Alles over sport logo

Contributiemonitor door de jaren heen: de belangrijkste conclusies

Benieuwd wat sportverenigingen aan contributie vragen van hun leden, door de jaren heen? Wat de maatschappelijke trends en lokale verschillen hierin zijn? In dit artikel lees je hoe contributie én toegangprijzen zich ontwikkelen in Nederland. Deze informatie helpt je om de sport betaalbaar en toegankelijk te houden voor iedereen.

Over de monitor

Sinds seizoen 2016/2017 volgen het Mulier Instituut en de Hogeschool Arnhem en Nijmegen (en sinds 2019 Fontys Marketing en Communicatie) jaarlijks de contributies en toegangsprijzen in Nederland. Sinds 2020 beschrijven zij de toegangsprijzen van zwembaden, ijshallen en klim-en boulderhallen in een aparte monitor.

Voor beleidsmakers is dit relevante informatie. Als je weet hoe prijzen zich ontwikkelen onder invloed van maatschappelijke ontwikkelingen, kun je bepalen hoe je de sport betaalbaar en toegankelijk houdt voor iedereen. In dit artikel kijken we kort naar de belangrijkste conclusies van de afgelopen seizoenen tot nu.

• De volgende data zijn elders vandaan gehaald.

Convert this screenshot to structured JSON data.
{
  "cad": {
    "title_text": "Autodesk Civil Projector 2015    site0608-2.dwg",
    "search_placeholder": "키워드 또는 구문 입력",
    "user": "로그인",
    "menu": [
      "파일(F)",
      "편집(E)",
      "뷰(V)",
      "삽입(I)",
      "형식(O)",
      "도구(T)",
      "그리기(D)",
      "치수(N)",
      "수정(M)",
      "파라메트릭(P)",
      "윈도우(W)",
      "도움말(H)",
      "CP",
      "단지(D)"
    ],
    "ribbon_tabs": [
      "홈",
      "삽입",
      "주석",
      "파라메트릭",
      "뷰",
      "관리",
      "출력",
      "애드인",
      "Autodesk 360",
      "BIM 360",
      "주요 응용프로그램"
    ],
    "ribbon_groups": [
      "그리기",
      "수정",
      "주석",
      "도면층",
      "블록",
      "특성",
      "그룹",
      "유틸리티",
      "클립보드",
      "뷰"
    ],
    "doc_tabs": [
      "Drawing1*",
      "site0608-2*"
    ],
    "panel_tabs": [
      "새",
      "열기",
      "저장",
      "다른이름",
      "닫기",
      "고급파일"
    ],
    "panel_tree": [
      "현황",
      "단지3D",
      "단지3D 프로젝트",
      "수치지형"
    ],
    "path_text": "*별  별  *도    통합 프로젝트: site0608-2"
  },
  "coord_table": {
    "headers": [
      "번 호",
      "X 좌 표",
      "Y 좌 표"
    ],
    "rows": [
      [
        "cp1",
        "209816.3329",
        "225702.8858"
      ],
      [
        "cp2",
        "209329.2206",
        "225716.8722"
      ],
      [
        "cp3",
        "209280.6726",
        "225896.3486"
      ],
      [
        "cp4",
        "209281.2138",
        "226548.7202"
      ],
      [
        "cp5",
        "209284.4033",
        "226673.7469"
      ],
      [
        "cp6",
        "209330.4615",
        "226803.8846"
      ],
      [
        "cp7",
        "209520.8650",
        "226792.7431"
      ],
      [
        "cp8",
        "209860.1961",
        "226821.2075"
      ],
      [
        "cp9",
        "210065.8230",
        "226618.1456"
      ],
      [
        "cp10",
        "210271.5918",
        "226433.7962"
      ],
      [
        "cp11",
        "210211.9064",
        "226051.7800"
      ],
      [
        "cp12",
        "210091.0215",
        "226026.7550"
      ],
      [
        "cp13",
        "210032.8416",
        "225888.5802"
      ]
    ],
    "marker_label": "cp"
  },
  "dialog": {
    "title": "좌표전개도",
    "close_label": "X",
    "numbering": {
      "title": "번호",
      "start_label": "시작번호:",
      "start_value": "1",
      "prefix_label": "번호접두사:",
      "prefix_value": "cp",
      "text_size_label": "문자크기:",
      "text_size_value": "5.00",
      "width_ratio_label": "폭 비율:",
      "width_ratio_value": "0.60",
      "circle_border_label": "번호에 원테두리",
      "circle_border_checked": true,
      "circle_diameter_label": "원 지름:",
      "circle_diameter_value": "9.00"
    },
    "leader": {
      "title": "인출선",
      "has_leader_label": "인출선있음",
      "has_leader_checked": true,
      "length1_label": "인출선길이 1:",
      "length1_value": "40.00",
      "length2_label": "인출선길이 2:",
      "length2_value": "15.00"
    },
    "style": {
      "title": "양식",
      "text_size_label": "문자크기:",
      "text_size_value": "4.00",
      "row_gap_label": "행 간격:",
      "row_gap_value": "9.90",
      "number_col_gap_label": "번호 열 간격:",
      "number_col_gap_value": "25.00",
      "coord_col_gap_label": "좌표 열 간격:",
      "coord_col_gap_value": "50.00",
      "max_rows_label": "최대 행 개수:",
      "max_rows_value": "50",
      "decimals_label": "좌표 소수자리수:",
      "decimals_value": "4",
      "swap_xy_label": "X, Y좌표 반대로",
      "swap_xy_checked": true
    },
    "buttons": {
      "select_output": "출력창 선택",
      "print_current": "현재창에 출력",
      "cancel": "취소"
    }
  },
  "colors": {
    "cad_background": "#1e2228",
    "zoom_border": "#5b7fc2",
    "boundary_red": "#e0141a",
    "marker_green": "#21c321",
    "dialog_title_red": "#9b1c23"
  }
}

Goed om te weten: elk jaar legt de monitor andere accenten qua type sporten en qua maatschappelijke ontwikkelingen. Tenzij anders gemeld, is bij de berekeningen gecorrigeerd voor inflatie.

2022/2023: contributie stijgt, maar minder dan inflatie – in een tijd met hoge inflatie

De Contributiemonitor van 2022/2023 keek naar de sporten atletiek, golf, handbal, handboogschieten, hockey, schaatsen/skeeleren, tafeltennis, toerfietsen en wandelen. 

Sinds januari 2022 is de inflatie in ons land sterk gestegen en hebben sportverenigingen last van stijgende energieprijzen. De vraag is in hoeverre je dit terugziet in de contributieprijzen. 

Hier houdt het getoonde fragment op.